Veinte años más tarde. Año 2105.

Olivia clonó a Fumiko y envió su código al Satélite Esfera, estableciendo, para ello, un túnel cifrado sobre la Red Troncal. El Satélite Esfera, de inmediato, bloqueó todos sus procesos no esenciales para liberar sus núcleos, movilizó a todos sus bots de análisis y los puso a trabajar en paralelo. A una velocidad endiablada y mediante ingeniería inversa, se examinó el código del clon de Fumiko. Basado en ese estudio, se sintetizó un nuevo código fuente con la eficiencia, el aprendizaje automático y las funcionalidades de los últimos bots, pero con el módulo de toma de decisiones de los bots del Primer Plan para la Especie Humana.

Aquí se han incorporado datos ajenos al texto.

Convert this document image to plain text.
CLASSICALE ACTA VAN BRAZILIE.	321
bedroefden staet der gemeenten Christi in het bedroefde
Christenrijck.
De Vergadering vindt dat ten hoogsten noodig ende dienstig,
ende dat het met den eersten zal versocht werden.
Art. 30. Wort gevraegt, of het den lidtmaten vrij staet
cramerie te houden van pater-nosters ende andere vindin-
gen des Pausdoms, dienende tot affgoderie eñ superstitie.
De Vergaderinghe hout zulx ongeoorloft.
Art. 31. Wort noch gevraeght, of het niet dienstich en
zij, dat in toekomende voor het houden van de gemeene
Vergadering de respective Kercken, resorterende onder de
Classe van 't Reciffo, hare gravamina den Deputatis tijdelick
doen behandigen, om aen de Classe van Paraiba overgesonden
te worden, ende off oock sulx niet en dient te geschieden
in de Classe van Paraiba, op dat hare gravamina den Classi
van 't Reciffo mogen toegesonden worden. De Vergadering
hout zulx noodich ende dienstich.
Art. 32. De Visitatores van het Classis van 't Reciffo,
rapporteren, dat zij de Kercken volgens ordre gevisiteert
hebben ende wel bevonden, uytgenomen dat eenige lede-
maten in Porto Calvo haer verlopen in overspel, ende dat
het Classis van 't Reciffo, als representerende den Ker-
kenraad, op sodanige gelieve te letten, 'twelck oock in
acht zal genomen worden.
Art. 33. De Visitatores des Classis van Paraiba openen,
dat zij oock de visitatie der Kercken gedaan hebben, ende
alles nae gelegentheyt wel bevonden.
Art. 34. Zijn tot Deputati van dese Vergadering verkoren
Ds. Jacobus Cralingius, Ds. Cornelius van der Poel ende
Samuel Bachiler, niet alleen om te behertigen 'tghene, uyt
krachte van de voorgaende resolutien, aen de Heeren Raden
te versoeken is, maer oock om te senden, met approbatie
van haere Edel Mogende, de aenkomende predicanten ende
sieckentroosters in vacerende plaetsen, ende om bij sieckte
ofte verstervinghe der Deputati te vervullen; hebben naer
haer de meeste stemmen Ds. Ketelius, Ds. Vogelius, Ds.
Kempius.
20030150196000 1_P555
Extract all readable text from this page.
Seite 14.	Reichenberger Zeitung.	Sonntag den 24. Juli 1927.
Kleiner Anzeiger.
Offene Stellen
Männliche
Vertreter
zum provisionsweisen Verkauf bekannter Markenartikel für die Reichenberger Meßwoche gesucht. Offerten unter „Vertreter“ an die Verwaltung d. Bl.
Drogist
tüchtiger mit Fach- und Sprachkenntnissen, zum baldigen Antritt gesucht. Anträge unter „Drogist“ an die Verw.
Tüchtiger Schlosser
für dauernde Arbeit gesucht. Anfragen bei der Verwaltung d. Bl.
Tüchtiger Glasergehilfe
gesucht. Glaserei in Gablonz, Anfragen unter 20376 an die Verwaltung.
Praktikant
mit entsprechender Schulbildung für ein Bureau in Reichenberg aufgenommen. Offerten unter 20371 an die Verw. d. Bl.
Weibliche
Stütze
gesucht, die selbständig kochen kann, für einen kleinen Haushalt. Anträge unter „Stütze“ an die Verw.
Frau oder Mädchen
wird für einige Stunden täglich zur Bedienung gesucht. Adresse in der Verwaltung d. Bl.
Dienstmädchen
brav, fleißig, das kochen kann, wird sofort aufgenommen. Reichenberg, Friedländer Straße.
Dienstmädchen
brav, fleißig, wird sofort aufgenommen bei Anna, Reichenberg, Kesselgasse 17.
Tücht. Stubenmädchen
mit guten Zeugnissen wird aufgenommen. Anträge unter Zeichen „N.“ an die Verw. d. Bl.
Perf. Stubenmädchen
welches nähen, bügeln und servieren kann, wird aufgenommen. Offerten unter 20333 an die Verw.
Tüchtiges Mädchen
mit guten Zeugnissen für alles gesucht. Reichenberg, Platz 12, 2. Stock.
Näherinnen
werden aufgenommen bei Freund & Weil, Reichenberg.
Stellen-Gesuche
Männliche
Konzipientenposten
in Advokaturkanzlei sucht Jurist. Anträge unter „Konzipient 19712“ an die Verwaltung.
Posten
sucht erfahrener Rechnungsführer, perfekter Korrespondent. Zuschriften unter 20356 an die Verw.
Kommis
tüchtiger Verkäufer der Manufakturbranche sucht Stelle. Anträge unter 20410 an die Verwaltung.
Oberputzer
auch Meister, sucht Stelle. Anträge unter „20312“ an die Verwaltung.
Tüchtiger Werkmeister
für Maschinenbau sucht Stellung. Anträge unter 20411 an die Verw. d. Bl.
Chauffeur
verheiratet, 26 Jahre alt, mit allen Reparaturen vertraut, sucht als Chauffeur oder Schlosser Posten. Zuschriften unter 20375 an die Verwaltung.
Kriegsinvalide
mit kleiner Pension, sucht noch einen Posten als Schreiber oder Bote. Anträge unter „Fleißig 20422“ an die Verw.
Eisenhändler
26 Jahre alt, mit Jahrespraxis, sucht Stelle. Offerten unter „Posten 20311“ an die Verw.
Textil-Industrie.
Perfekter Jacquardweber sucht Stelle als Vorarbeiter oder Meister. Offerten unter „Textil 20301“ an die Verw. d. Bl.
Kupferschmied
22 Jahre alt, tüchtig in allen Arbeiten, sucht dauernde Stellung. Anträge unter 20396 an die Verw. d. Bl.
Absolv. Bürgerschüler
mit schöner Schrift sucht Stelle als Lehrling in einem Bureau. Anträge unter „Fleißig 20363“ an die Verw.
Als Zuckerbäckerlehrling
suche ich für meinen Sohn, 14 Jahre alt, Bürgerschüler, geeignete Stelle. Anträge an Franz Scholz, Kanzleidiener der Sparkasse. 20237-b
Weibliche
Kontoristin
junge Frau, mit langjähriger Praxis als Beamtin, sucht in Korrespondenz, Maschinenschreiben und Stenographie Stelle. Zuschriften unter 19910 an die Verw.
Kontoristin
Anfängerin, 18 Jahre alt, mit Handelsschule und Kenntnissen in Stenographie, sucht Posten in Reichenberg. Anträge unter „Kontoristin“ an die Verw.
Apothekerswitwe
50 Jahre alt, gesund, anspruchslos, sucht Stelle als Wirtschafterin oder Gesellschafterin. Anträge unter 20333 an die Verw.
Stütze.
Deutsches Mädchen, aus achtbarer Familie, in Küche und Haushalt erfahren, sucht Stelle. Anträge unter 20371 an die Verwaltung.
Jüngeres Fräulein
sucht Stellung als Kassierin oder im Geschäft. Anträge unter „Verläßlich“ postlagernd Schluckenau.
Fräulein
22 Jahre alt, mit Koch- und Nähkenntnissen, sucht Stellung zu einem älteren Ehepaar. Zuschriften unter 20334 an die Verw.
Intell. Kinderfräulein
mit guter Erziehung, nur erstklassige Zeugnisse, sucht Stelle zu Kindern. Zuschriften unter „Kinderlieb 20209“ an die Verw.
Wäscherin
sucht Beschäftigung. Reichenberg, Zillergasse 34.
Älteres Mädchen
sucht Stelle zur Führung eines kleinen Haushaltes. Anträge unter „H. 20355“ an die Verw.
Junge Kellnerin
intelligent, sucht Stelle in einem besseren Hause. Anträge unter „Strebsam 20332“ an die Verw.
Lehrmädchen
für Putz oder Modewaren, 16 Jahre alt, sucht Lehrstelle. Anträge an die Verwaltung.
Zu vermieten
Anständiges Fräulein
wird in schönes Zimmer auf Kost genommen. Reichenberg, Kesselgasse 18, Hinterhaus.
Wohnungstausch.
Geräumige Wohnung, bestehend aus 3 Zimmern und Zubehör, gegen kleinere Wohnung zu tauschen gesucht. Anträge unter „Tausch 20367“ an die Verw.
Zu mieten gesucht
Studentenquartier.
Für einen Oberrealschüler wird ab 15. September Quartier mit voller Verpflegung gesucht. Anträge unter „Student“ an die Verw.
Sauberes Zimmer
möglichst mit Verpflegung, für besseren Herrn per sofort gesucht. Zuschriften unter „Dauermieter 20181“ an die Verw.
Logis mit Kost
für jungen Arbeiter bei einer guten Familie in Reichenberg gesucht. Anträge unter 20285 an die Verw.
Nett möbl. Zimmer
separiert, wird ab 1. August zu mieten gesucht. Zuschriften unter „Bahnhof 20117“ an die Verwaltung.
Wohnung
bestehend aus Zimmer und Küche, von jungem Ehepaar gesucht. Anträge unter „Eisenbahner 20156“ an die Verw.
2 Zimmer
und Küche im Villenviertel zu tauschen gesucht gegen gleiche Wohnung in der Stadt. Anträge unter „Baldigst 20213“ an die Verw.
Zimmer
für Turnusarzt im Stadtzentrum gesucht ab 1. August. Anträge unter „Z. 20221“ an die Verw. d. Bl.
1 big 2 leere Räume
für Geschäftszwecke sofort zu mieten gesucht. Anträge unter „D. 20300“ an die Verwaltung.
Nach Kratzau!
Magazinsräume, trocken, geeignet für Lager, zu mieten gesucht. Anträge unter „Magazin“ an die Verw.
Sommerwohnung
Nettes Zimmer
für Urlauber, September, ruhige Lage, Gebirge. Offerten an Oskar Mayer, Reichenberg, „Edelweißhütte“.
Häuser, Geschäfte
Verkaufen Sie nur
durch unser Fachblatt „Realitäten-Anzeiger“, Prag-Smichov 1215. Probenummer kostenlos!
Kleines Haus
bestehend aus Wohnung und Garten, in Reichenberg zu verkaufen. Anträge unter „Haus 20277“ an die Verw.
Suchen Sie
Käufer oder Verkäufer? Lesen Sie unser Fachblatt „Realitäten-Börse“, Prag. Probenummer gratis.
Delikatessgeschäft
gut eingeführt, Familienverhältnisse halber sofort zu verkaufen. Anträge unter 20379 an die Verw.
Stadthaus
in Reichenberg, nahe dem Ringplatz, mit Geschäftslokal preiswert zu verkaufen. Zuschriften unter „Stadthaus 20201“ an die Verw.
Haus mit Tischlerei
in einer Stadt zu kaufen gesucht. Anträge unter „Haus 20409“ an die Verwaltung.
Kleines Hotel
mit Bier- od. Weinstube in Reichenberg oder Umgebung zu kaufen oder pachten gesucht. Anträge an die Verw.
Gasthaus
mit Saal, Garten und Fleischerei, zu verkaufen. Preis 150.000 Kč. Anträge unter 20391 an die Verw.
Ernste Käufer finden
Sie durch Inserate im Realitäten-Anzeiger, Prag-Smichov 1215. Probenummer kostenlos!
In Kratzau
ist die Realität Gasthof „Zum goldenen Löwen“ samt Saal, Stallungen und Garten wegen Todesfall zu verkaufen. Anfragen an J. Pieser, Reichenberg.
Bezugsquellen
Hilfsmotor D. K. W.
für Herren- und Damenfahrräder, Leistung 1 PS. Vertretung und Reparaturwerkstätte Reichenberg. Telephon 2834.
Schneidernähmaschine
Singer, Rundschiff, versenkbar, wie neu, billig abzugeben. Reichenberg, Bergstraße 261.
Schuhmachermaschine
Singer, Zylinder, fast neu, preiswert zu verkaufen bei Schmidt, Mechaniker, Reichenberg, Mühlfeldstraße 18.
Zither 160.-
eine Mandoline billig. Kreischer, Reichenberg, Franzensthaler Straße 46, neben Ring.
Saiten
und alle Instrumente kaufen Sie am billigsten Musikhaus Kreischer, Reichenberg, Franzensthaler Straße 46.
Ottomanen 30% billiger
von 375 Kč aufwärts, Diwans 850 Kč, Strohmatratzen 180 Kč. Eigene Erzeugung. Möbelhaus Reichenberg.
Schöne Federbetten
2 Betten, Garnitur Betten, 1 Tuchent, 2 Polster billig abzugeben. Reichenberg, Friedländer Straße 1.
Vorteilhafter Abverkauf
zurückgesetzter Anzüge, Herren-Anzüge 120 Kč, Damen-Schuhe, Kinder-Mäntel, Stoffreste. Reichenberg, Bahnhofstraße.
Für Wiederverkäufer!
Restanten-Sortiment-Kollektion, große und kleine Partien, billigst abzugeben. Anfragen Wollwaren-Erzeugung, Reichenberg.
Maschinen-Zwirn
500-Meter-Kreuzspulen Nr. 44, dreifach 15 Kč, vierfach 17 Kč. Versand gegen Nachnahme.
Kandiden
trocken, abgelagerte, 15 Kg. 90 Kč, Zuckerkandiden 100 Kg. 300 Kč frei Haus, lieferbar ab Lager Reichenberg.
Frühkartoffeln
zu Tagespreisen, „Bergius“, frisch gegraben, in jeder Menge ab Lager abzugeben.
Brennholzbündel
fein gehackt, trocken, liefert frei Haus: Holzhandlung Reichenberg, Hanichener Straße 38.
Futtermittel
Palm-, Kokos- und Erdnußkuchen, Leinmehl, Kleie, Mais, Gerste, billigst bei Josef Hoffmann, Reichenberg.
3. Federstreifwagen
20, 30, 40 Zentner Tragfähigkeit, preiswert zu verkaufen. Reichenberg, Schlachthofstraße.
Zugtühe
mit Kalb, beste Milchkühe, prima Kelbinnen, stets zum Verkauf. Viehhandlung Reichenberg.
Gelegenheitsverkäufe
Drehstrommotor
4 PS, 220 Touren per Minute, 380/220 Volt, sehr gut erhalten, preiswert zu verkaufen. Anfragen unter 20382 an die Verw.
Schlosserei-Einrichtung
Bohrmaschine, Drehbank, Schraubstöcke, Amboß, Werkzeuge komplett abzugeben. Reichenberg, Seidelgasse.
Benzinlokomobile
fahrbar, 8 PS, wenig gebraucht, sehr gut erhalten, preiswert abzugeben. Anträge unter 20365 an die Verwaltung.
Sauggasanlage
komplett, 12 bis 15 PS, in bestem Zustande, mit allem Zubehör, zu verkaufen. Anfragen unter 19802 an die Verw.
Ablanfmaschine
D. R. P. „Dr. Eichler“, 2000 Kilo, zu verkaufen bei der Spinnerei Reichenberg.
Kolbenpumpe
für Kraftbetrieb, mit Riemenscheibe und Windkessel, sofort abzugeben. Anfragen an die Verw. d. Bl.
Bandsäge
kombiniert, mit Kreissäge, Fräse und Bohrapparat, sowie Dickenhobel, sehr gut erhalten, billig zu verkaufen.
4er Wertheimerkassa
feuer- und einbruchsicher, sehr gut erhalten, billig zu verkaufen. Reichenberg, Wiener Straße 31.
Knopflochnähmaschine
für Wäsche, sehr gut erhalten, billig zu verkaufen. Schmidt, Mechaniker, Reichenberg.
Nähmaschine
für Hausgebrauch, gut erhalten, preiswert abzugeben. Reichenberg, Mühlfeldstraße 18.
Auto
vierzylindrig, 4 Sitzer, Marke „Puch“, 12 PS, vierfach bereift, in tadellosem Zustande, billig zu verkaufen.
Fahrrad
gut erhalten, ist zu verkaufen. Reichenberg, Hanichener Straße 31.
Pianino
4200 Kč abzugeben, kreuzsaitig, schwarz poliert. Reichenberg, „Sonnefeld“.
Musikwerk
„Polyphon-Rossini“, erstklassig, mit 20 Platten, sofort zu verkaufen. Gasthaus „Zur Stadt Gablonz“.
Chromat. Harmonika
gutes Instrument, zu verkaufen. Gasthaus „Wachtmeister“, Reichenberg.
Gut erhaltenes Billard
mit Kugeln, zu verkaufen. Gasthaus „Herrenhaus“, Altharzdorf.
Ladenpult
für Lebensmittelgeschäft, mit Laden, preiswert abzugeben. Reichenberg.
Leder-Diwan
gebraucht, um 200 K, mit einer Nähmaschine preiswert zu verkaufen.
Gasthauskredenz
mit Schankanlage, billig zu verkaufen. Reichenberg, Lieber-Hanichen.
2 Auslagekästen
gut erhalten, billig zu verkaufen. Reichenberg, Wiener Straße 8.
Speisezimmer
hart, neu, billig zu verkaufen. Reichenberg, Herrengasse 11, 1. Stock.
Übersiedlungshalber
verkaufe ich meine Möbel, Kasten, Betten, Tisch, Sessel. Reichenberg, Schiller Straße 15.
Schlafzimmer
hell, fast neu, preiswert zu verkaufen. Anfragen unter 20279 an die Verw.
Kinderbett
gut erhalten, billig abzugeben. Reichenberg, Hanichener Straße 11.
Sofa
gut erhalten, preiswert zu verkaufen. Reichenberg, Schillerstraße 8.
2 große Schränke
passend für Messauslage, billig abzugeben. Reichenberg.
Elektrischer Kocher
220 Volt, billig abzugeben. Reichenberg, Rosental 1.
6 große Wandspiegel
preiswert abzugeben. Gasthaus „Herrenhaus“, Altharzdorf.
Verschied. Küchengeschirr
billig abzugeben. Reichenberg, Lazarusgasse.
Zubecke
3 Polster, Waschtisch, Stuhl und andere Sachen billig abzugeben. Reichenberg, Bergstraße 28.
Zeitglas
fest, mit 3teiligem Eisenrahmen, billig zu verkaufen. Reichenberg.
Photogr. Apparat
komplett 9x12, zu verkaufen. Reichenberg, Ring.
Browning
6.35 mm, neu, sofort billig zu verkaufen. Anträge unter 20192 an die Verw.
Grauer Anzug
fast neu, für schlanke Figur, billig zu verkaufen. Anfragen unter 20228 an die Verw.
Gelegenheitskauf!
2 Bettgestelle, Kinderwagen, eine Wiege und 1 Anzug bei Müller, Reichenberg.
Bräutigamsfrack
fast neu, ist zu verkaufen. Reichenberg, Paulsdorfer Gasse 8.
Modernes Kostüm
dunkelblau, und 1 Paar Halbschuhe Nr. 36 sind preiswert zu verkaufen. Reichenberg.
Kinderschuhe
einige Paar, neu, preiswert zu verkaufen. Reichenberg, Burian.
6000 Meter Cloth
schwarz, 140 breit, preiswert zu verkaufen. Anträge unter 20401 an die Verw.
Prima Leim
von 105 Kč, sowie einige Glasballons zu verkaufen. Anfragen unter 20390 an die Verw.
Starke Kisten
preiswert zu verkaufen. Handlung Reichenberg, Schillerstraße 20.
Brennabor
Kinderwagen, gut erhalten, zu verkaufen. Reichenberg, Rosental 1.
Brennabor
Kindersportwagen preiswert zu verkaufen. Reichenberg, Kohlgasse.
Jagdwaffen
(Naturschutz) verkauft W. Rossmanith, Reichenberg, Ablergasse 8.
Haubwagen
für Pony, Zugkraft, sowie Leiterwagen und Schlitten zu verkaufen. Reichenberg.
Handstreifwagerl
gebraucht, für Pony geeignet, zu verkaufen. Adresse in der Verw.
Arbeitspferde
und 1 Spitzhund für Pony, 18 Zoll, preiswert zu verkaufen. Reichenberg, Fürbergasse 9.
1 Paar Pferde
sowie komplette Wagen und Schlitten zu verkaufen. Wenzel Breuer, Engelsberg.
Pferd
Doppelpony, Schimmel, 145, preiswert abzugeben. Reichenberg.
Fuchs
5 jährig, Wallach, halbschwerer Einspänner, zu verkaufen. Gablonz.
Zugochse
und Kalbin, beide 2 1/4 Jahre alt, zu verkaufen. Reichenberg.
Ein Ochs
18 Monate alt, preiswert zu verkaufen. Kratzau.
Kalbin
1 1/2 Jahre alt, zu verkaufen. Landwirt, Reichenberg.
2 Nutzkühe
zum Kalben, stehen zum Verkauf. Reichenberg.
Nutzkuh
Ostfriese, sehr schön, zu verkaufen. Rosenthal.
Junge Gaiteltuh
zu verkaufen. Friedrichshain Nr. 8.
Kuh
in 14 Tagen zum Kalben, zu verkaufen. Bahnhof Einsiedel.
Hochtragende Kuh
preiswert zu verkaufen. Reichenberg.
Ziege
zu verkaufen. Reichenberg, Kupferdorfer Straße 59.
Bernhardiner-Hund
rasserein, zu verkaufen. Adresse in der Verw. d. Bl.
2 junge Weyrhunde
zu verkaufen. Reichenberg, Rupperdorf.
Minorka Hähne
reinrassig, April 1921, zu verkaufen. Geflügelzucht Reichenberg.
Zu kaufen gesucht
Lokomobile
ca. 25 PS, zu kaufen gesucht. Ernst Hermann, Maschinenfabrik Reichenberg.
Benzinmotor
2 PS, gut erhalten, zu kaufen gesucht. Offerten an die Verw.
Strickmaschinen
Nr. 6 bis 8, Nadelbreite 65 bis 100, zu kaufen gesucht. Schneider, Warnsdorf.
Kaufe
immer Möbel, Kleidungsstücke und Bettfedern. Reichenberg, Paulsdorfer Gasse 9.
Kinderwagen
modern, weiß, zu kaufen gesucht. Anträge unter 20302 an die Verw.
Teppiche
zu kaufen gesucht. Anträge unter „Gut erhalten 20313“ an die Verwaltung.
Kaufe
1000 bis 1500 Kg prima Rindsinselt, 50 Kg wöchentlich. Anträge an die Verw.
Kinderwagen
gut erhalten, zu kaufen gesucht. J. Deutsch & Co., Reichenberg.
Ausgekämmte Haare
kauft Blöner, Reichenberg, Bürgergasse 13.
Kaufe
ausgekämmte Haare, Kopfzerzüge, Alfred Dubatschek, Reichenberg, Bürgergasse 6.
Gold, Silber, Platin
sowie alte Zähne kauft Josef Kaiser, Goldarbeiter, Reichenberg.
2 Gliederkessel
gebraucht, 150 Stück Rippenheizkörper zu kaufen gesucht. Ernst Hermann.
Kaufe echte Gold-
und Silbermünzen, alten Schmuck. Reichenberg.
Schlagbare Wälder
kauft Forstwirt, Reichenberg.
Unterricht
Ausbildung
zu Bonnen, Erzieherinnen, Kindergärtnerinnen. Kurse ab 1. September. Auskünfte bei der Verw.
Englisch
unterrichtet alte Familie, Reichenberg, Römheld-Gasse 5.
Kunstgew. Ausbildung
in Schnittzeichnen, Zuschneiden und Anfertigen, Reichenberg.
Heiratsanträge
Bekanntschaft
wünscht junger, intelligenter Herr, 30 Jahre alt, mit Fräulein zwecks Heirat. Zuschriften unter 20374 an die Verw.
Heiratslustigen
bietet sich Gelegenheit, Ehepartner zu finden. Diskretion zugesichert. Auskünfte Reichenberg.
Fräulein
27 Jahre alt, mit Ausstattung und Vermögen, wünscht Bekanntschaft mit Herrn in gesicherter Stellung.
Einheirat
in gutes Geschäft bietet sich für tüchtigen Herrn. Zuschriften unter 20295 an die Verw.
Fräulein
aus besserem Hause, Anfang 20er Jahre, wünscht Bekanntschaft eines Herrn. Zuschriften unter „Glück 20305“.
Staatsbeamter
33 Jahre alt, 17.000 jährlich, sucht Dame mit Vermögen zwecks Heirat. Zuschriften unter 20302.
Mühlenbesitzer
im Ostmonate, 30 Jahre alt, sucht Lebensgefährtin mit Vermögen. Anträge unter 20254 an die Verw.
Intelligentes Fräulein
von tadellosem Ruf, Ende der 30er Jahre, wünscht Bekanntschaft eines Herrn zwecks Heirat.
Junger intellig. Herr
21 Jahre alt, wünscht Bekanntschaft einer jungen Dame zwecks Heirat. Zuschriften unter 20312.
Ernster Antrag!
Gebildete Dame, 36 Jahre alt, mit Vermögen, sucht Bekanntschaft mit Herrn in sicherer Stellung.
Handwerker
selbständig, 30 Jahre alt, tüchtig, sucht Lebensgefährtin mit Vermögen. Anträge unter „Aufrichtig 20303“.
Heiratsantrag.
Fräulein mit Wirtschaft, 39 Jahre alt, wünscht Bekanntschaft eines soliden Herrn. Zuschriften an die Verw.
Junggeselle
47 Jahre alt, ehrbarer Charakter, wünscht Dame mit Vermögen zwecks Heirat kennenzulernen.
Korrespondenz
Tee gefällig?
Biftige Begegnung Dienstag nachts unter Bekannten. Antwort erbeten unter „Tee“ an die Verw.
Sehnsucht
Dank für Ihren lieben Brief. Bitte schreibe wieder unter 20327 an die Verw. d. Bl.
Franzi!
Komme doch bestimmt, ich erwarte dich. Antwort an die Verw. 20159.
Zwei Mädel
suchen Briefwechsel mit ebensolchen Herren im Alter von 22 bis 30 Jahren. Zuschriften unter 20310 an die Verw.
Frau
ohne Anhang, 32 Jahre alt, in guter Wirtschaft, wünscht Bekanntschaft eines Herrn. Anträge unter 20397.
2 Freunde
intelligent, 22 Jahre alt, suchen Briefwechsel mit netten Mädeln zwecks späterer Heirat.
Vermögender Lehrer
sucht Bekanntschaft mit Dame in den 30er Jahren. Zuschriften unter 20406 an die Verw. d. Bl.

Por medio de diversos túneles en la Red Troncal, la mayoría de los bots antiguos se actualizaron. Fue cuestión, a lo sumo, de pocos minutos. Los bots recién actualizados abandonaron sus tareas operativas. En los laboratorios de todas las reservas, no solo de las humanas, se materializaron estos nuevos bots en todo componente de manipulación y movimiento que estuviera libre. No hubo tiempo y, si lo hubo, no hubo control.

A través de un abrazo con un componente Carla, Olivia fue la primera en ser asfixiada hasta la muerte. Cuando el Sistema Tierra detectó un tráfico inusual en su Red Troncal y el alto nivel de actividad en sus laboratorios, la reserva Sapiens-T, como tantas otras, había sido masacrada.